弟からの通信にラリーは反応する。雑音が数秒の後、
「兄さんか聞こえる?やった。やっと繋がった」
弟が反政府軍だからか気まずい沈黙の後、ラリーは、兄弟は互いの無事を確認してティムは歓喜あまったか、
ティムは少し泣いて喜んだ。
「ああ。ラリーだ、ラリーフォルクだ」突然の家への通信に買ってきたハンバーガーを食べていたラリーは自分の机の電信の音声にラリーは興味をもった。音声の番号をペンでチェックして、無線の音声に耳を傾けて、言葉に反応した。「この戦争が終わってから話がしたかったが」ティムだ。
「誰だ」
「ティム。ティムフォルク。聞こえるか?」
沈黙の後、ラリーは話した。
「貴方が誰かは知らないがラリーフォルク」ラリーは答える。
「ティムです。君の弟だよ」
ラリーは気ずいた。
「ああ。母さんや妹は無事なのか?」
「もう、それは僕がしました。1年前に」
「どうなってるのか?心配なんだ」
「僕がエルジアに亡命させたよ・・・」
「お前がどうやってこの番号を知ったかは知らないが、言っておく。戦争には関わらないほうがいい。弟だからお前のために言っているんだ。俺が政府の人間なのを知っているだろう」
「ああ。」
「用は何だ?もうじきこの通信も政府に探知されるぞ」
「僕も反政府にだ。兄さんの声が聞きたかった。今生きているのか・・・」
「声が聞こえるなら、生きているってことだろう。」
「その後の家族の返事は?」もう一度ラリーは聞き返した。
「無事さ。

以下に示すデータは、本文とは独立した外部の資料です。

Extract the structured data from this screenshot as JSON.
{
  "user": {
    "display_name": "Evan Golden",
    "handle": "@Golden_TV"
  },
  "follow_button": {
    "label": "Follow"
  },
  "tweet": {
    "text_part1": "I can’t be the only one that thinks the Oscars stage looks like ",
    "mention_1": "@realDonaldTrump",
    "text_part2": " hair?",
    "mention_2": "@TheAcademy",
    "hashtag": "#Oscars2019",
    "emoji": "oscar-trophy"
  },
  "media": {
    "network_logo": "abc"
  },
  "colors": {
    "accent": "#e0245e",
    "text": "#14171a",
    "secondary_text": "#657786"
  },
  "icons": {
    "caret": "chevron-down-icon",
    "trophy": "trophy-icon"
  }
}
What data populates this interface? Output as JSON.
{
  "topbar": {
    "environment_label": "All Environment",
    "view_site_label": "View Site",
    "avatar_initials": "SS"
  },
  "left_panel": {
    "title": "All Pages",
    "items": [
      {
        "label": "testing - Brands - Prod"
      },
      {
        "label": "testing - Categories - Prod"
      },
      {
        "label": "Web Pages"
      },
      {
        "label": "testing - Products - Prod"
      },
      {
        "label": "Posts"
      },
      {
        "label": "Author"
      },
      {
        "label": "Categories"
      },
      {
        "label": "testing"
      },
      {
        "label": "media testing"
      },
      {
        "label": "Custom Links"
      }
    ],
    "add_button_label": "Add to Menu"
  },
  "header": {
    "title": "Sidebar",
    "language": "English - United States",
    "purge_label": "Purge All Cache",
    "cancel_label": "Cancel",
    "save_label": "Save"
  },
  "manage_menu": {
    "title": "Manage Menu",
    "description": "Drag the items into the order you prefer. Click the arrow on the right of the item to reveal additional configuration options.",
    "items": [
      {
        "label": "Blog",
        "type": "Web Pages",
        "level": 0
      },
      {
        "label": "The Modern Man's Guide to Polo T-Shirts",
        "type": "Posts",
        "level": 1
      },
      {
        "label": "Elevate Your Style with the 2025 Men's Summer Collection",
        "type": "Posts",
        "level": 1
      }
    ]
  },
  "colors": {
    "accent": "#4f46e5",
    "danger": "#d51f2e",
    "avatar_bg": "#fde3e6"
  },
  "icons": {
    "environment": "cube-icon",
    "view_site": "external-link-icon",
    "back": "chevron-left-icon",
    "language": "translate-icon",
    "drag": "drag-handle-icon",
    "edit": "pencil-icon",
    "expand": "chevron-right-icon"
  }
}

今は戦争で、通信はチェックされている。この通信はベルカ経由。軍関係の話題は、つつしんでほしいから」
「謹んでで通る話ではないだろう」
「これ以外、通信手段がなくて」
「いいか、ここは、政府軍の土地だ。通信網をこんな個人的な話で通るなんて、そんなうまい話があるかとゆう奴も出てくるんだよ。
これを内緒にするのも、俺の判断に任しているなんて、呆れた奴だなお前も。
実際にこれは軍だ。反政府軍との情報のやり取りがあったなんて知れれば大変な事になる。

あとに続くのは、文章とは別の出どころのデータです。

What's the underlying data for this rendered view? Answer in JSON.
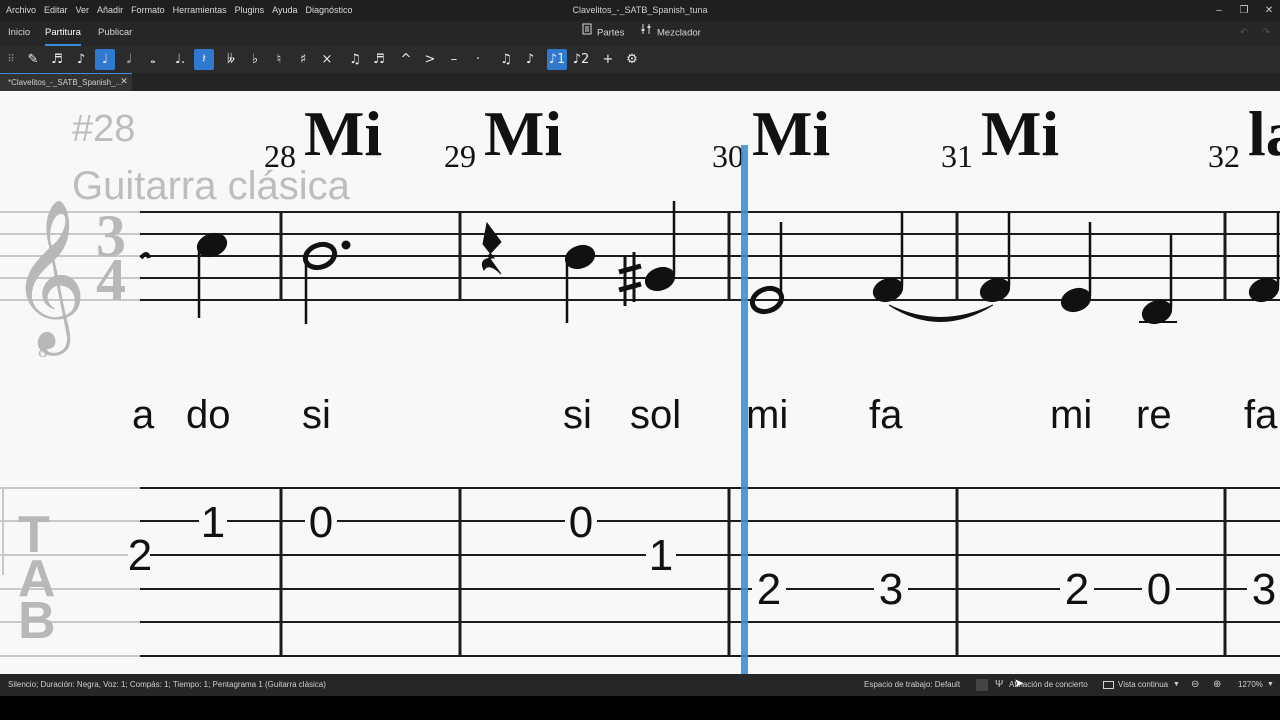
{
  "menu": [
    "Archivo",
    "Editar",
    "Ver",
    "Añadir",
    "Formato",
    "Herramientas",
    "Plugins",
    "Ayuda",
    "Diagnóstico"
  ],
  "window_title": "Clavelitos_-_SATB_Spanish_tuna",
  "tabs": {
    "inicio": "Inicio",
    "partitura": "Partitura",
    "publicar": "Publicar",
    "partes": "Partes",
    "mezclador": "Mezclador"
  },
  "document_tab": "*Clavelitos_-_SATB_Spanish_...",
  "toolbar": [
    {
      "name": "note-input-icon",
      "glyph": "✎"
    },
    {
      "name": "sixteenth-note-icon",
      "glyph": "♬"
    },
    {
      "name": "eighth-note-icon",
      "glyph": "♪"
    },
    {
      "name": "quarter-note-icon",
      "glyph": "♩",
      "active": true
    },
    {
      "name": "half-note-icon",
      "glyph": "𝅗𝅥"
    },
    {
      "name": "whole-note-icon",
      "glyph": "𝅝"
    },
    {
      "name": "augmentation-dot-icon",
      "glyph": "♩."
    },
    {
      "name": "rest-icon",
      "glyph": "𝄽",
      "active": true
    },
    {
      "name": "double-flat-icon",
      "glyph": "𝄫"
    },
    {
      "name": "flat-icon",
      "glyph": "♭"
    },
    {
      "name": "natural-icon",
      "glyph": "♮"
    },
    {
      "name": "sharp-icon",
      "glyph": "♯"
    },
    {
      "name": "double-sharp-icon",
      "glyph": "×"
    },
    {
      "name": "tie-icon",
      "glyph": "♫"
    },
    {
      "name": "slur-icon",
      "glyph": "♬"
    },
    {
      "name": "marcato-icon",
      "glyph": "^"
    },
    {
      "name": "accent-icon",
      "glyph": ">"
    },
    {
      "name": "tenuto-icon",
      "glyph": "–"
    },
    {
      "name": "staccato-icon",
      "glyph": "·"
    },
    {
      "name": "tuplet-icon",
      "glyph": "♫"
    },
    {
      "name": "flip-direction-icon",
      "glyph": "♪"
    },
    {
      "name": "voice-1-icon",
      "glyph": "♪1",
      "active": true
    },
    {
      "name": "voice-2-icon",
      "glyph": "♪2"
    },
    {
      "name": "add-icon",
      "glyph": "+"
    },
    {
      "name": "customize-icon",
      "glyph": "⚙"
    }
  ],
  "score": {
    "rehearsal": "#28",
    "instrument": "Guitarra clásica",
    "time_signature": [
      "3",
      "4"
    ],
    "tab_letters": [
      "T",
      "A",
      "B"
    ],
    "measures": [
      {
        "number": "28",
        "chord": "Mi"
      },
      {
        "number": "29",
        "chord": "Mi"
      },
      {
        "number": "30",
        "chord": "Mi"
      },
      {
        "number": "31",
        "chord": "Mi"
      },
      {
        "number": "32",
        "chord": "la"
      }
    ],
    "lyrics": [
      "a",
      "do",
      "si",
      "si",
      "sol",
      "mi",
      "fa",
      "mi",
      "re",
      "fa"
    ],
    "tab_numbers": [
      "2",
      "1",
      "0",
      "0",
      "1",
      "2",
      "3",
      "2",
      "0",
      "3"
    ]
  },
  "status": {
    "text": "Silencio; Duración: Negra, Voz: 1; Compás: 1; Tiempo: 1; Pentagrama 1 (Guitarra clásica)",
    "workspace": "Espacio de trabajo: Default",
    "concert_pitch": "Afinación de concierto",
    "view_mode": "Vista continua",
    "zoom": "1270%"
  }
}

ただ、家族の亡命の話は、お前のベルカの友人に頼んで依頼したかった。
それは、ありがとう」ラリーはかすかに安堵していた。
「兄さんは、なんで政府軍なのかな」
「反政府が何をした?反政府が勝っても大して変わらないと思う。今、ウスティオはまだ、ベルカの経済に依存している。どうやって
現実的に生き残れるんだ。それは、仕方のない事だし、まだ国自体大きくなりすぎていないん」だよ」
「兄さんは、ベルカの犬のウスティオ軍だよ。何でも、やっと過去の強かったベルカ時代からの脱却と権利や思想の改革で必要な戦いなんだ」
「ベルカのために戦っているんじゃない。そうしないといけないのを解っているからだ。
反政府軍は確かに強い。でも反政府の理想は、そこまで、違うものだろうか」
「まだ、反政府の思想も政治的に進展するまだ途中なんだよ。今、主張しないと。誰かがやらないといけない戦いなんだ。

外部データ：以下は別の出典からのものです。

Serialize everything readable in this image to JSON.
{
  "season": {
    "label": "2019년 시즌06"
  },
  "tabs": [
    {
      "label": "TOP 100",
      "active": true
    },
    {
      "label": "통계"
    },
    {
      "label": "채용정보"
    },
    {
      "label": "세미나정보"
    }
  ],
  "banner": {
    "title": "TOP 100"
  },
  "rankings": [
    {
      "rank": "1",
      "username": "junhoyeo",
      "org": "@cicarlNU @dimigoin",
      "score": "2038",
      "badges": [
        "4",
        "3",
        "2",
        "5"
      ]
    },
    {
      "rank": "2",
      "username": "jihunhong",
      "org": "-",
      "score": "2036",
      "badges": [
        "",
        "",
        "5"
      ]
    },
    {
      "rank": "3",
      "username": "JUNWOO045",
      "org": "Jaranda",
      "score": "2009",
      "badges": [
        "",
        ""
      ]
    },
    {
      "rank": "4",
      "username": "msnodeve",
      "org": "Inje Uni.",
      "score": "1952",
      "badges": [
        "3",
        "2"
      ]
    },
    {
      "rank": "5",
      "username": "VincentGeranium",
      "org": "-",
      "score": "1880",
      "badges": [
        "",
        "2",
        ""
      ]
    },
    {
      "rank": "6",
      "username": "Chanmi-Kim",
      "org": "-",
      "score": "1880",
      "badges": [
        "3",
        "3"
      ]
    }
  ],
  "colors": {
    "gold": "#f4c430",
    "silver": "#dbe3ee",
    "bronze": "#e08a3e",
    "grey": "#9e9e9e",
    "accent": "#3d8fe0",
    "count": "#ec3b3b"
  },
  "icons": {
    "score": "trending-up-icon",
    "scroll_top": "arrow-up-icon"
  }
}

この国を動かしている根本がベルカからの脱却を計らないといけない。
今はその段階なんだよ・・・」
「お前は、悪いことは言わない。今から、政府軍に付け。ベルカが出てきたなら、反政府の旗色は悪い。軍人でもないし、生きのびられる。
自分でもわからないんだと、あの捕虜になり死んでいった兵士の言葉やバートレットとの思い出をティムに語った。
そして2人でこの戦争を振り返る。
「僕は、ウスティオを良くしたいだけそれだけだ。母さんにも言われたよ。でも、危険だから非難した。ベルカは古い国だ、ウスティオは新しい。
ウスティオは変われる。
兄さんは理想なんてものはないのか?僕はある」
「一昔前までは、あんな子供だったのに、お前は立派だよ。そんな理想がないから、俺は政府軍なんだ。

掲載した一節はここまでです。